Files
antifragile/antifragile-consulting/books/03-devices-and-intune.md
T

173 lines
21 KiB
Markdown

# The Antifragile Handbook for M365 & Active Directory
## Book IV — Devices & Endpoint (Intune)
> *The device will be compromised. Compliant is not the same as secure, and the portal toggle is not the same as the device's behaviour. Build for the compromise, not against it.*
---
## The governing question
Most endpoint programmes are built on a wish: *make the device trusted.* That wish is unwinnable — a device in a user's hand, on a network you don't control, running an OS you didn't write, will eventually be compromised, and no amount of hardening changes that. So flip the question:
> **Assume every device is already compromised. What still holds?**
If the answer is "nothing, because a compromised-but-compliant device gets full access," you've built fragility with a green tick on it. The antifragile endpoint posture stops trying to own the device and instead builds a boundary that **survives an untrusted device**: the data lives behind a wall, the device is cheap and disposable, and "compliant" is treated as what it actually is — a *signal that can be wrong*, not a guarantee.
That reframe — **compliance is a signal, not a checkbox** — is the spine of this whole book.
---
## 1. Fragility inventory — where the endpoint betrays you
### The fleet is a fiction: managed, unmanaged, shadow, dark
Before any of the controls below mean anything, confront the foundational lie of endpoint security: **you do not know your fleet.** The whole book so far has said "the managed devices" as if that set is the fleet. It isn't. The managed devices are the part you *chose to count* — and in most estates they're the bigger part only *if you're lucky.* The blast radius lives in everything else.
The honest spectrum of what touches your data:
- **Managed** — enrolled (MDM) or app-managed (MAM). The devices you can see and control. The part the programme is about, and the part everyone fixates on.
- **Known-but-unmanaged** — devices that authenticate and reach data but aren't managed. Entra-registered-but-not-compliant, BYOD that hit OWA or a SharePoint link in a browser. They're in the sign-in logs; they're not under your control.

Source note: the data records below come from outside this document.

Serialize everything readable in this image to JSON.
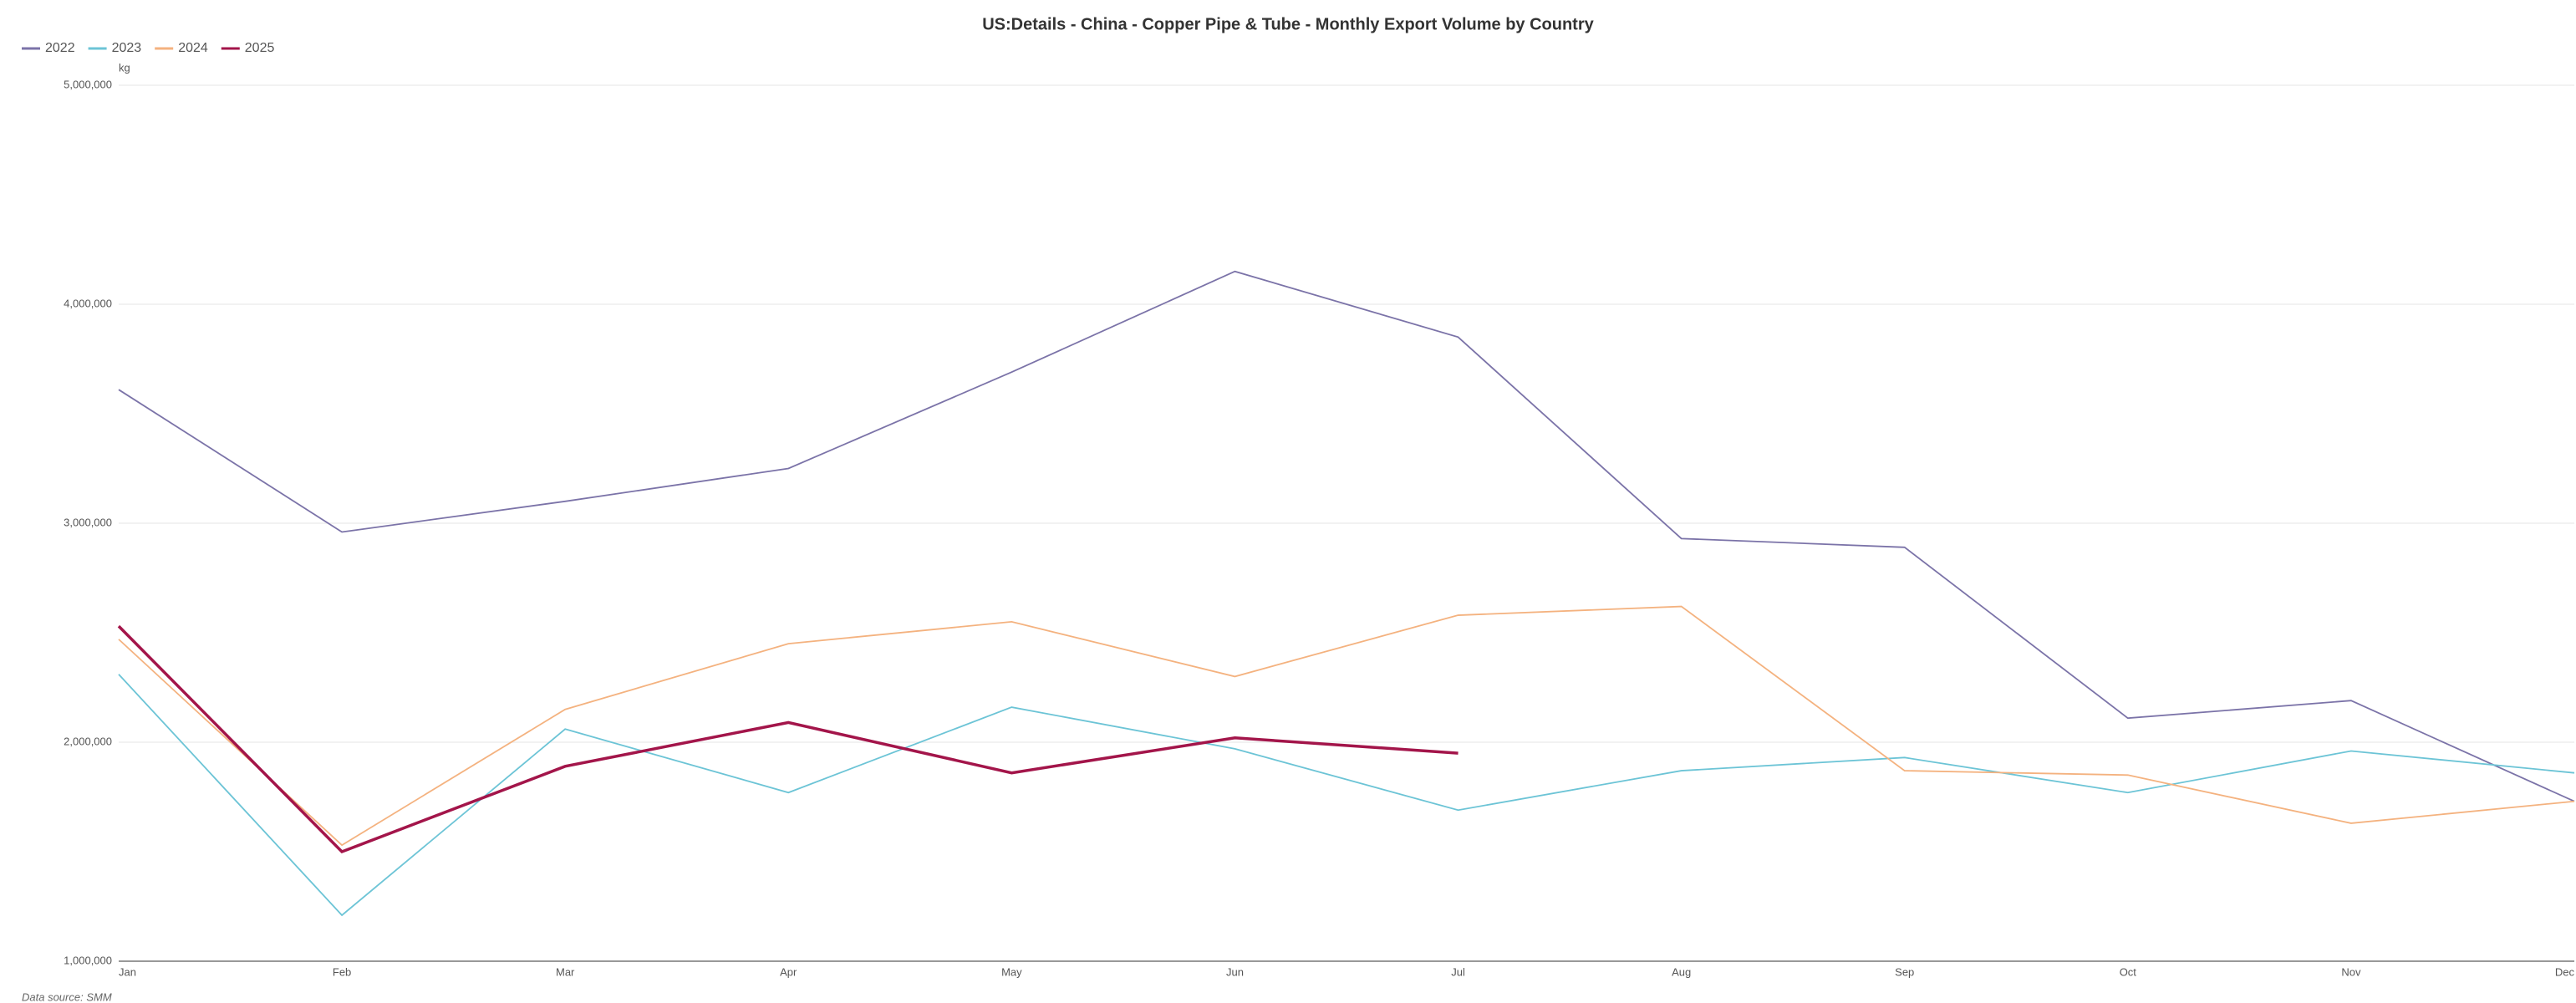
{
  "chart_data": {
    "type": "line",
    "title": "US:Details - China - Copper Pipe & Tube - Monthly Export Volume by Country",
    "y_unit": "kg",
    "source": "Data source:  SMM",
    "categories": [
      "Jan",
      "Feb",
      "Mar",
      "Apr",
      "May",
      "Jun",
      "Jul",
      "Aug",
      "Sep",
      "Oct",
      "Nov",
      "Dec"
    ],
    "series": [
      {
        "name": "2022",
        "color": "#7b73a8",
        "values": [
          3610000,
          2960000,
          3100000,
          3250000,
          3690000,
          4150000,
          3850000,
          2930000,
          2890000,
          2110000,
          2190000,
          1730000
        ]
      },
      {
        "name": "2023",
        "color": "#6cc4d6",
        "values": [
          2310000,
          1210000,
          2060000,
          1770000,
          2160000,
          1970000,
          1690000,
          1870000,
          1930000,
          1770000,
          1960000,
          1860000
        ]
      },
      {
        "name": "2024",
        "color": "#f4b27f",
        "values": [
          2470000,
          1530000,
          2150000,
          2450000,
          2550000,
          2300000,
          2580000,
          2620000,
          1870000,
          1850000,
          1630000,
          1730000
        ]
      },
      {
        "name": "2025",
        "color": "#a3154a",
        "values": [
          2530000,
          1500000,
          1890000,
          2090000,
          1860000,
          2020000,
          1950000,
          null,
          null,
          null,
          null,
          null
        ]
      }
    ],
    "ylim": [
      1000000,
      5000000
    ],
    "yticks": [
      {
        "value": 1000000,
        "label": "1,000,000"
      },
      {
        "value": 2000000,
        "label": "2,000,000"
      },
      {
        "value": 3000000,
        "label": "3,000,000"
      },
      {
        "value": 4000000,
        "label": "4,000,000"
      },
      {
        "value": 5000000,
        "label": "5,000,000"
      }
    ],
    "grid": true
  }
}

- **Shadow** — devices the org never sanctioned but users brought anyway: a personal phone, a contractor's laptop, a home PC pulling files through the web client. Shadow IT at the device layer.
- **Dark** — access you have *no device-level visibility into at all.* Legacy- protocol sign-ins that bypass Conditional Access and never produce a clean device signal. Long-lived tokens issued once and never re-evaluated. App passwords. Service principals and automation that aren't devices but reach data like one (the "dark matter" of Book III, wearing a different hat). This is the end of the spectrum that should frighten you, because it never trips a sensor.
And the inventory of record — the CMDB — is almost always **more wish than reality.** It's populated by *process* (someone files a ticket), and process decays the moment attention moves on. The real device population is populated by *behaviour* — what is actually authenticating right now. The gap between those two is precisely your shadow and dark population, and it's invisible exactly where it matters most.
This is the Book I corollary made flesh: **the inventory is a claim; the sign-in log is the fact.** Stop deriving your fleet from the CMDB (declarative, decaying, wishful) and start deriving it from observed authentication (behavioural, current, honest). You can't manage what you can't see, and you can't see what you decided not to look at.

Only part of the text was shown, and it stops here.